On one inclusion with a mapping acting from a partially ordered set to a set with a reflexive binary relation

Set-valued mappings acting from a partially ordered space $X=(X,\leq)$ to a set $Y$ on which a reflexive binary relation $\vartheta$ is given (this relation is not supposed to be antisymmetric or transitive, i.e., $\vartheta$ is not an order in $Y$), are considered. For such mappings, analogues of the concepts of covering and monotonicity are introduced. These concepts are used to study the inclusion $F(x)\ni \tilde{y},$ where $F\colon X \rightrightarrows Y,$ $\tilde{y}\in Y.$ It is assumed that for some given $x_0 \in X,$ there exists $y_{0} \in F(x_{0})$ such that $(\tilde{y},y_{0}) \in \vartheta.$ Conditions for the existence of a solution $x\in X$ satisfying the inequality $x\leq x_0$ are obtained, as well as those for the existence of minimal and least solutions. The property of stability of solutions of the considered inclusion to changes of the set-valued mapping $F$ and of the element $\widetilde{y}$ is also defined and investigated.
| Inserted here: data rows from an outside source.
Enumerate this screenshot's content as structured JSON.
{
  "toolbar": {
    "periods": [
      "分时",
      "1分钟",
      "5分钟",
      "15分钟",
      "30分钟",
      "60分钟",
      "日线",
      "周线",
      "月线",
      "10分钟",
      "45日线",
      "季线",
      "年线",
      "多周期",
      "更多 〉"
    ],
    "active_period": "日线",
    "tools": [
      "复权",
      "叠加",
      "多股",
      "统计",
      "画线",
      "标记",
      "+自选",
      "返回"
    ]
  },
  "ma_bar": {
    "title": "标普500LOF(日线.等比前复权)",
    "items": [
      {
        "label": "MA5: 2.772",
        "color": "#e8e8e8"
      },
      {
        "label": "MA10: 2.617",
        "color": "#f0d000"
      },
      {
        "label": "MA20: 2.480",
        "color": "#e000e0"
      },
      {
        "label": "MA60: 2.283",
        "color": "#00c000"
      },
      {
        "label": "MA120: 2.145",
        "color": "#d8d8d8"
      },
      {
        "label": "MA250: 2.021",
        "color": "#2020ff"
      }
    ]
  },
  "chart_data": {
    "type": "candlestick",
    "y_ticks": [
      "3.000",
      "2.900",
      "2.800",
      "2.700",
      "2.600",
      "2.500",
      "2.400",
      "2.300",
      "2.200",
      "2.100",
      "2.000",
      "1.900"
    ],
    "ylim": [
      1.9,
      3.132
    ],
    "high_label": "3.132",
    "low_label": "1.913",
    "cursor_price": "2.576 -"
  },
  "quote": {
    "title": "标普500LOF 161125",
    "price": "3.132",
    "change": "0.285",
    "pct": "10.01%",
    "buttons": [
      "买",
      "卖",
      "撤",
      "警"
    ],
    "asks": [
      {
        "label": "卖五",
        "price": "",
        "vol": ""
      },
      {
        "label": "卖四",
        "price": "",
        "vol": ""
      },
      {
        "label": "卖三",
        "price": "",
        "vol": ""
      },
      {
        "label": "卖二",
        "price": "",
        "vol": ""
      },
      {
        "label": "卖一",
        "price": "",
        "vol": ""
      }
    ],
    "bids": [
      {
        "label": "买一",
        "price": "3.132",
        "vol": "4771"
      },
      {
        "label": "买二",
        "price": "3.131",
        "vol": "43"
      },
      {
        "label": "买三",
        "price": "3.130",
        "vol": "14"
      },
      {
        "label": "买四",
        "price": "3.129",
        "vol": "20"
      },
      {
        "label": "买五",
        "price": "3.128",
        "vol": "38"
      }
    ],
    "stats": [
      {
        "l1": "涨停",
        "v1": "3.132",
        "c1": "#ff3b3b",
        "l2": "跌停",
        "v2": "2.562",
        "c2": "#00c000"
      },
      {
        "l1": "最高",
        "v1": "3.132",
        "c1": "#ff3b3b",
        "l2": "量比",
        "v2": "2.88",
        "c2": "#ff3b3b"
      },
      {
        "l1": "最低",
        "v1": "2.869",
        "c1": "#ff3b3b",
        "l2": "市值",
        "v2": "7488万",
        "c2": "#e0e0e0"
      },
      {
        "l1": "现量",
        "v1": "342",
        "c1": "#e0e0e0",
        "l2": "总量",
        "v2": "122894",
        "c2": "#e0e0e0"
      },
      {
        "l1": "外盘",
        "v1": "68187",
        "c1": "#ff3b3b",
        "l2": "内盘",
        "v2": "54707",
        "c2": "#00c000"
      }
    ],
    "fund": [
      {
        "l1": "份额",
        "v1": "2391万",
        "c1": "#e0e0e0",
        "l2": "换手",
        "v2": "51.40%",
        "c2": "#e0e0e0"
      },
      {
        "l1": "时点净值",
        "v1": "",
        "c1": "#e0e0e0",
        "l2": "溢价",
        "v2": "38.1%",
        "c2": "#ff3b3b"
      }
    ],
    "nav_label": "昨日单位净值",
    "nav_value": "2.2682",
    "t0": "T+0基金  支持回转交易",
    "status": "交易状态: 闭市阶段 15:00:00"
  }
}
Namely, the sequence of “perturbed” inclusions $F_i(x)\ni \tilde{y}_i,$ $i\in \mathbb{N},$ is assumed, and the conditions of existence of solutions $x_i \in X$ such that for any increasing sequence of integers $\{i_n\}$ there holds $\sup_{n \in \mathbb{N}}\{x_{i_{n}}\}= x,$ where $x \in X$ is a solution of the initial inclusion, are derived.